18 g/l from 20.2 g/l of glucose, equivalent to a conversion efficiency of 1.35 mol/mol.34

• The same research group at the Korean Advanced Institute of Science and Technology, Daejeon, Republic of Korea, then isolated a novel rumen bacterial species, Mannheimia succiniciproducens, and has determined its complete genomic sequence as well as constructing a detailed metabolic network for the organism.35-37 Mutants of this microbe can produce suc­cinate with much reduced amounts of other acids and can anaerobically ferment xylose and wood hydrolysate to succinate.38 39

There are grounds to predict that overexpressing genes for anaplerotic pathway enzymes would enhance succinate production (and, in other genotypes or fermenta­tion conditions, the accumulation of other acids of the tricarboxylic cycle); experi­mental evidence amply confirms this prediction.40-45 With the capabilities to perform metabolic computer-aided pathway analysis with known gene arrays, comparison of succinate producers and nonproducers and between different species would be expected to greatly accelerate progress toward constructing the “ideal” microbial cell factory. Comparison of E. coli and M. succiniciproducens suggested five target genes for inactivation but combinatorial inactivation did not result in succinate over­production in E. coli; two of the identified genes — ptsG (the glucose transport system) and pykF (encoding pyruvate kinase, the enzyme interconverting PEP and pyruvic acid), together with the second pyruvate kinase gene (pykA) — increased succinate accumulation by more than sevenfold, although succinate was still greatly outweighed by the other fermentation products (formate, acetate, etc.).46 Eliminating the glycolytic pathway below PEP will clearly aid succinate production, but the pro­ducing cells will by then be highly dependent on organic nutrients (including many amino acids) for growth and maintenance.

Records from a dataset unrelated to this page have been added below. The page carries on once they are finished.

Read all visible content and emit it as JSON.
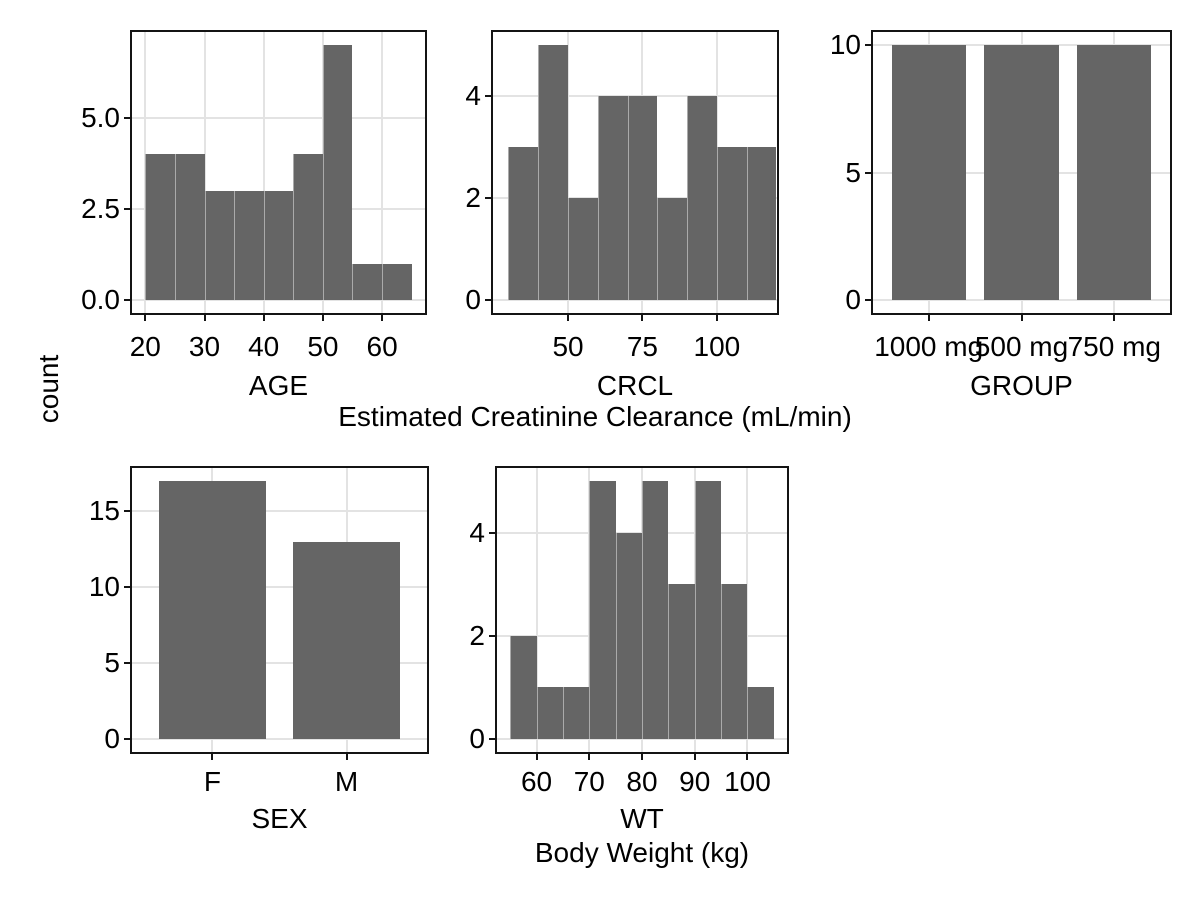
{
  "figure": {
    "y_axis_title": "count",
    "top_row_x_title": "Estimated Creatinine Clearance (mL/min)",
    "bottom_row_x_title": "Body Weight (kg)"
  },
  "style": {
    "bar_fill": "#656565",
    "gridline": "#e3e3e3",
    "panel_border": "#141414",
    "background": "#ffffff"
  },
  "chart_data": [
    {
      "id": "age",
      "type": "histogram",
      "panel_label": "AGE",
      "x_tick_values": [
        20,
        30,
        40,
        50,
        60
      ],
      "x_tick_labels": [
        "20",
        "30",
        "40",
        "50",
        "60"
      ],
      "x_domain": [
        17.75,
        67.25
      ],
      "y_tick_values": [
        0,
        2.5,
        5
      ],
      "y_tick_labels": [
        "0.0",
        "2.5",
        "5.0"
      ],
      "y_domain": [
        -0.35,
        7.35
      ],
      "bin_start": 20,
      "bin_width": 5,
      "counts": [
        4,
        4,
        3,
        3,
        3,
        4,
        7,
        1,
        1
      ]
    },
    {
      "id": "crcl",
      "type": "histogram",
      "panel_label": "CRCL",
      "x_tick_values": [
        50,
        75,
        100
      ],
      "x_tick_labels": [
        "50",
        "75",
        "100"
      ],
      "x_domain": [
        24.8,
        120.2
      ],
      "y_tick_values": [
        0,
        2,
        4
      ],
      "y_tick_labels": [
        "0",
        "2",
        "4"
      ],
      "y_domain": [
        -0.25,
        5.25
      ],
      "bin_start": 30,
      "bin_width": 10,
      "counts": [
        3,
        5,
        2,
        4,
        4,
        2,
        4,
        3,
        3
      ]
    },
    {
      "id": "group",
      "type": "bar",
      "panel_label": "GROUP",
      "categories": [
        "1000 mg",
        "500 mg",
        "750 mg"
      ],
      "values": [
        10,
        10,
        10
      ],
      "y_tick_values": [
        0,
        5,
        10
      ],
      "y_tick_labels": [
        "0",
        "5",
        "10"
      ],
      "y_domain": [
        -0.5,
        10.5
      ]
    },
    {
      "id": "sex",
      "type": "bar",
      "panel_label": "SEX",
      "categories": [
        "F",
        "M"
      ],
      "values": [
        17,
        13
      ],
      "y_tick_values": [
        0,
        5,
        10,
        15
      ],
      "y_tick_labels": [
        "0",
        "5",
        "10",
        "15"
      ],
      "y_domain": [
        -0.85,
        17.85
      ]
    },
    {
      "id": "wt",
      "type": "histogram",
      "panel_label": "WT",
      "x_tick_values": [
        60,
        70,
        80,
        90,
        100
      ],
      "x_tick_labels": [
        "60",
        "70",
        "80",
        "90",
        "100"
      ],
      "x_domain": [
        52.5,
        107.5
      ],
      "y_tick_values": [
        0,
        2,
        4
      ],
      "y_tick_labels": [
        "0",
        "2",
        "4"
      ],
      "y_domain": [
        -0.25,
        5.25
      ],
      "bin_start": 55,
      "bin_width": 5,
      "counts": [
        2,
        1,
        1,
        5,
        4,
        5,
        3,
        5,
        3,
        1
      ]
    }
  ]
}
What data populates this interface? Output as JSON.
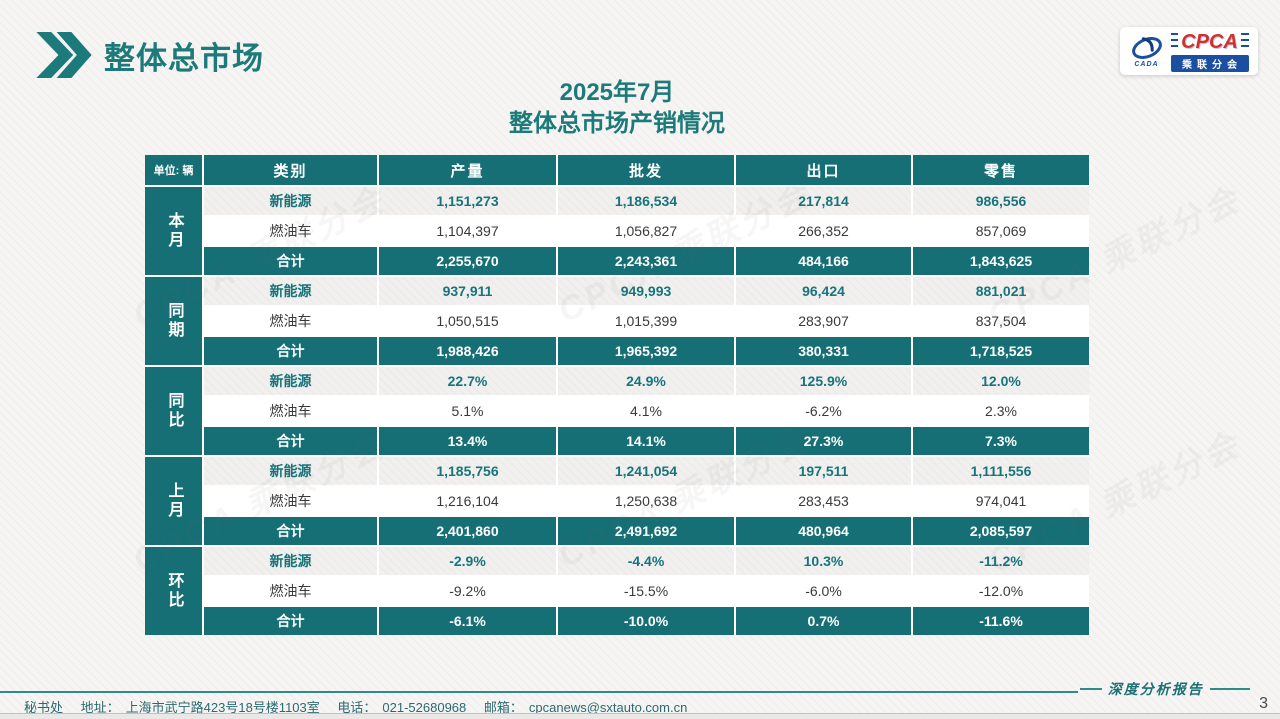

The combination of several related technologies is particularly appealing for commercial production of succinic acid:

• Optimization of the Argonne National Laboratory strains for succinate pro­duction by the Oak Ridge National Laboratory, Oak Ridge, Tennessee

• Innovations for succinate recovery from the fermentation broth at Argonne National Laboratory

• An improved succinic acid purification process47

• The development of catalytic methods for converting succinic acid to 1,4- butanediol and other key derivatives at Pacific Northwest National Labora­tory, Richmond, Washington48

These advances have moved biologically derived succinic acid close to commercial­ization as a component of the first genuine biorefinery.